During a subsequent interview, Johansson said, “To rehabilitate those buildings is a mixed bag; some are better than others. There will be a need for infrastructure, utilities, all the heat goes through the tunnels … the cost will be enormous and, again, the seismic conditions are a negative.”

Johansson said the group had a good discussion. He reviewed the history around the decision to demolish the historic buildings and the process involved in disposing of state land, which involves the state lands commission. Any state land sold has to be sold at fair market value to the highest bidder. Currently, the bidding process is on hold, Johansson said.

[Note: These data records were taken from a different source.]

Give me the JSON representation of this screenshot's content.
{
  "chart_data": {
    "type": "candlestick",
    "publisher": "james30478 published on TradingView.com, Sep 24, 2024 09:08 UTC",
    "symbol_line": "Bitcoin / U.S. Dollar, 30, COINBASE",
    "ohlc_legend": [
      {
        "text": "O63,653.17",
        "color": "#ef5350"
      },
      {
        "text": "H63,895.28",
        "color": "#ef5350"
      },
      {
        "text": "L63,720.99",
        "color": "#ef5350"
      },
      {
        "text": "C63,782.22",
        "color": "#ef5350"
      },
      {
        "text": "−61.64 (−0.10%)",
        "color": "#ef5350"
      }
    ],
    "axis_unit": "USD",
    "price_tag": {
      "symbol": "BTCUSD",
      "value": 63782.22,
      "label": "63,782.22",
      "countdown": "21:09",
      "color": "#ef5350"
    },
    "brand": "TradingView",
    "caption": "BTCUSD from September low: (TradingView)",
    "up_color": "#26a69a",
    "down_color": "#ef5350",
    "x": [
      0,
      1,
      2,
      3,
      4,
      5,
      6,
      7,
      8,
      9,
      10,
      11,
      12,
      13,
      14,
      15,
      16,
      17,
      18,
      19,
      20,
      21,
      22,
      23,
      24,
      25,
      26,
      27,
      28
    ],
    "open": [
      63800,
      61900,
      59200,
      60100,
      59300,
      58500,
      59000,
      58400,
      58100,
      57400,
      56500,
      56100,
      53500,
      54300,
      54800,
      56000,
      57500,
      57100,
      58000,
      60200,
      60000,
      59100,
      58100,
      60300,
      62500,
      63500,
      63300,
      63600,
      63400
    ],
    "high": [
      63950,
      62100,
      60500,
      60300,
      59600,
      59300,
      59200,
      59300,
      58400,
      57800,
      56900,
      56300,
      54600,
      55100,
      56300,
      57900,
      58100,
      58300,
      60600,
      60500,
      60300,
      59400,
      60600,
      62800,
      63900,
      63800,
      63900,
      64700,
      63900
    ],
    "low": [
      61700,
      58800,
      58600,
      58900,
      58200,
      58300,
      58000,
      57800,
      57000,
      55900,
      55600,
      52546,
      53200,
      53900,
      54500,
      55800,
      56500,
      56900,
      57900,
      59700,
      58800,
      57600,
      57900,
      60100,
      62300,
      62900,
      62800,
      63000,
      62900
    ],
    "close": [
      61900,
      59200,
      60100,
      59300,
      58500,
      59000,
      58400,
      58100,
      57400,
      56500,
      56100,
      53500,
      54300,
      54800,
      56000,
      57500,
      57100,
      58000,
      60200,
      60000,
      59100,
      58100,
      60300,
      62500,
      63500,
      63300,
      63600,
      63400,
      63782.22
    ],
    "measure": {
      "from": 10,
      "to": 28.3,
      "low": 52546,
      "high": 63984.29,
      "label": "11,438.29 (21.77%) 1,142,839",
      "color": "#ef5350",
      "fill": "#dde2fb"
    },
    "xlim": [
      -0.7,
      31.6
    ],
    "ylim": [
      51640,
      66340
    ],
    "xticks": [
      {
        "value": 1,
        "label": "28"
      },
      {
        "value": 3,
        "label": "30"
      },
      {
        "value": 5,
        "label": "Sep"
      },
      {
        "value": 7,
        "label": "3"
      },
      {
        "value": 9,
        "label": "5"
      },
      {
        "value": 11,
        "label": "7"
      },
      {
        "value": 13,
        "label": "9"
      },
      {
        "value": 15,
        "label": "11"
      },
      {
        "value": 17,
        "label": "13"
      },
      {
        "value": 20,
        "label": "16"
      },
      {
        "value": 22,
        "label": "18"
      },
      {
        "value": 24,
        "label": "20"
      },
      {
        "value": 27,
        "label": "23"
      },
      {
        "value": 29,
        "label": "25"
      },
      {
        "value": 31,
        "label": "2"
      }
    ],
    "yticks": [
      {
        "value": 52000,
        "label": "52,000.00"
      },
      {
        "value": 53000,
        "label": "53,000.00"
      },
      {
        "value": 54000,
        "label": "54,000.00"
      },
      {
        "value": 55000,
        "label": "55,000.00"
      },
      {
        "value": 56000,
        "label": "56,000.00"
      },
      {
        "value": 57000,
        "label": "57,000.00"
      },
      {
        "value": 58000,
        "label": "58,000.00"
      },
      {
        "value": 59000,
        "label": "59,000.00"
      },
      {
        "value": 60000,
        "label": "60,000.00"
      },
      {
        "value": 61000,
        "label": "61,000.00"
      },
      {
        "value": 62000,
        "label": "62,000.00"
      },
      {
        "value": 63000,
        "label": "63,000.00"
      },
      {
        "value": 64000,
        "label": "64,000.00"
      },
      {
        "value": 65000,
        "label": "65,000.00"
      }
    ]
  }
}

“The next step will be for the state and city to come to an agreement for divestment,” Johansson said. “Will the city bid for the buildings or put it out for private bid? The state needs a statement from the city if they are interested in doing an RFP.”

Johansson said he will work with the Office of State Lands and Investment to suggest what the city needs to act on. Some questions remain: Does the city want to be gifted the property? What process is needed? What mineral rights on state land are involved? What will the agreement between the city and state look like formally?

“I want to conclude with the fact that I am proud of the new facility and the support from the city and community,” Johansson said. “Everyone is interested in what will happen to the historic buildings.”

The Herald was able to interview several members of the tour group after the private meeting.

Councilmember Mike Sellers said he thought the next step would be a memorandum of understanding between the state and the city to get the property into private hands. He added it would benefit the city to use those buildings for mixed commercial use. Sellers than excused himself to return to work.

Rep. Niemiec, who had co-sponsored the bill with Conrad to halt demolition for a year, said, “As an outsider, I love using old buildings for economic development opportunities and I think these buildings would be a benefit to Evanston. Rental and housing costs in southwest Wyoming are rising and we desperately need housing due to all the folks coming in with new industry.”

Conrad and Councilmember Jen Hegeman were asked if any concrete steps for moving forward were outlined by the state at the private meeting. They both said that the council had already passed a resolution to engage with the state to develop the buildings and Johansson didn’t come prepared to answer any questions as to what the next steps would be.

“The focus of the meeting was not an opportunity and moving forward, but was just a new round of verbal salad,” Hegeman said. “What Mark Harris said in the meeting about our resolution was misleading and wrong. The real purpose of it was to provide housing. Evanston is desperate for housing, and there are hundreds of possible housing units in those buildings. Verbal salad is not progressing toward a solution for housing; the solution is sitting up on that hill. It was just a stalling technique.”

Hegeman continued, “It was a beautiful tour on a beautiful morning, and an absolute waste of time. To come all the way down from Cheyenne and schedule 20 people and not be prepared with answers is unprofessional and disrespectful. Stefan Johansson was asking those present to make decisions and I wouldn’t say anything and break the law because it wasn’t a public meeting.”

Hegeman said Johansson used the mayor’s opposition to saving the buildings to stall and create more opposition at this meeting.

“In the meantime,” Hegeman said, “Evanston residents suffer from a lack of housing.”

Conrad agreed.

“We have a once in-a-lifetime opportunity to preserve our past, engage the present situation and build for the future, which will promote Evanston and Uinta County for generations to come. This can be achieved with private investment if the city engages with the state. It is now up to the city council and mayor to communicate with the state,” he said.